Именно. В Испании нет официальной цензуры, но есть цензура экономическая и нравственная, и на «Законе желания» я ее ощутил. «Закон желания» – это ключевой фильм для моей карьеры. Я получил в Испании много призов за свои фильмы, но ни одного за этот. Я совершенно не хочу сказать, что ценность фильма следует измерять количеством полученных премий, но иногда молчание бывает достаточно красноречивым. От сюжета фильма стало тошно всей комиссии по оказанию помощи сценариям. В то время я был уже хорошо известен как в Испании, так и за границей, поэтому я подчеркивал все противоречия системы. Забавно, что именно каталонский комитет чтения и директор тогдашнего Центра кино Фернандо Мендес Лейте решили, что надо мне помочь. Мы переживали ужасный кризис, но в конечном счете нам удалось получить совсем немного денег. Я тогда сделал то, чего не должен делать ни один нормальный режиссер, – попросил личный кредит в банке. Если бы фильм провалился, мы с моим братом полностью разорились бы: мы вложили в него все, что у нас было, и даже деньги, которых у нас не было. Но в конце концов мы сказали, что надо рискнуть всем. У нас не было другого выбора. Кармен даже спросила меня, будем мы делать фильм или нет, потому что у нее были другие ангажементы, и я сказал ей, что будем, что бы ни случилось, даже если нам придется вернуться к «Супер-8». К счастью, «Закон желания» имел успех, и с тех пор каждый день моей жизни я просыпаюсь и вспоминаю те времена и думаю, что мы поступили правильно. Это фильм, который я бы и сегодня лучше не снял и которым я очень горжусь. Это очень важно, что он принадлежит нам и что мы смогли выбрать для него дистрибьютеров, потому что было очень легко все смазать в момент выхода на экраны. После «Закона желания» гораздо легче было продюсировать «Женщин на грани нервного срыва».

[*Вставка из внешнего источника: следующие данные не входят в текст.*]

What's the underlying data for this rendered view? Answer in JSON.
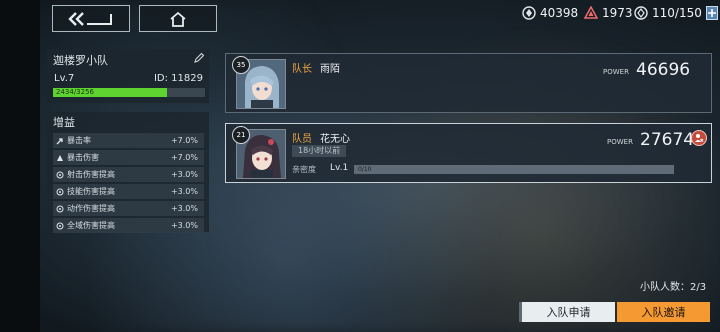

Именно после «Женщин…». Во время «Закона желания» и в начале производства «Женщин…» кабинет Агустина помещался в папке, которую он всюду таскал.
Агустин химик, он работал в металлургии, был преподавателем математики и занимался бухгалтерией. Он прекрасно разбирается в цифрах и во всем, что касается экономики. Он просто блестящий специалист в этой области. Когда мы решили создать свое общество, Агустин сразу же начал работать одновременно над несколькими фильмами, один из которых «Матадор», и за год освоил всю продюсерскую премудрость. Это было быстро, но эффективно.
Я не чувствую себя настоящим продюсером, это роль Агустина. «Эль Десео» – наша общая идея, и как режиссер я наслаждаюсь свободой, которую дает мне роль продюсера. Когда мы получаем проекты извне, я читаю их и отбираю, но, строго говоря, продюсированием я не занимаюсь.
Я часто прихожу туда, но практически только ради того, чтобы исполнять обязанности публичной персоны, а также представлять свои фильмы, то есть ради того, что касается непосредственно меня. Это большая работа. Но пишу я только дома.
Агустин всегда был моим первым зрителем. Как только у меня появляется идея, прежде чем я ее разовью, Агустин уже ее знает. Он всегда со мной. Агустин – тот человек… я могу сказать нечто нелепое, но не знаю, насколько это нелепо, так вот, он тот, кто лучше всего меня понимает и кто всегда очень глубоко понимал все, что я делаю. Я не знаю, является это испытанием или привилегией, мы никогда об этом не говорим. Агустин – единственный свидетель всей моей жизни. Мои первые воспоминания об Агустине связаны с ребенком, который смотрит на меня. У нас пять лет разницы, и он помнит меня с возраста трех лет. Иногда он напоминает мне то, о чем я уже забыл.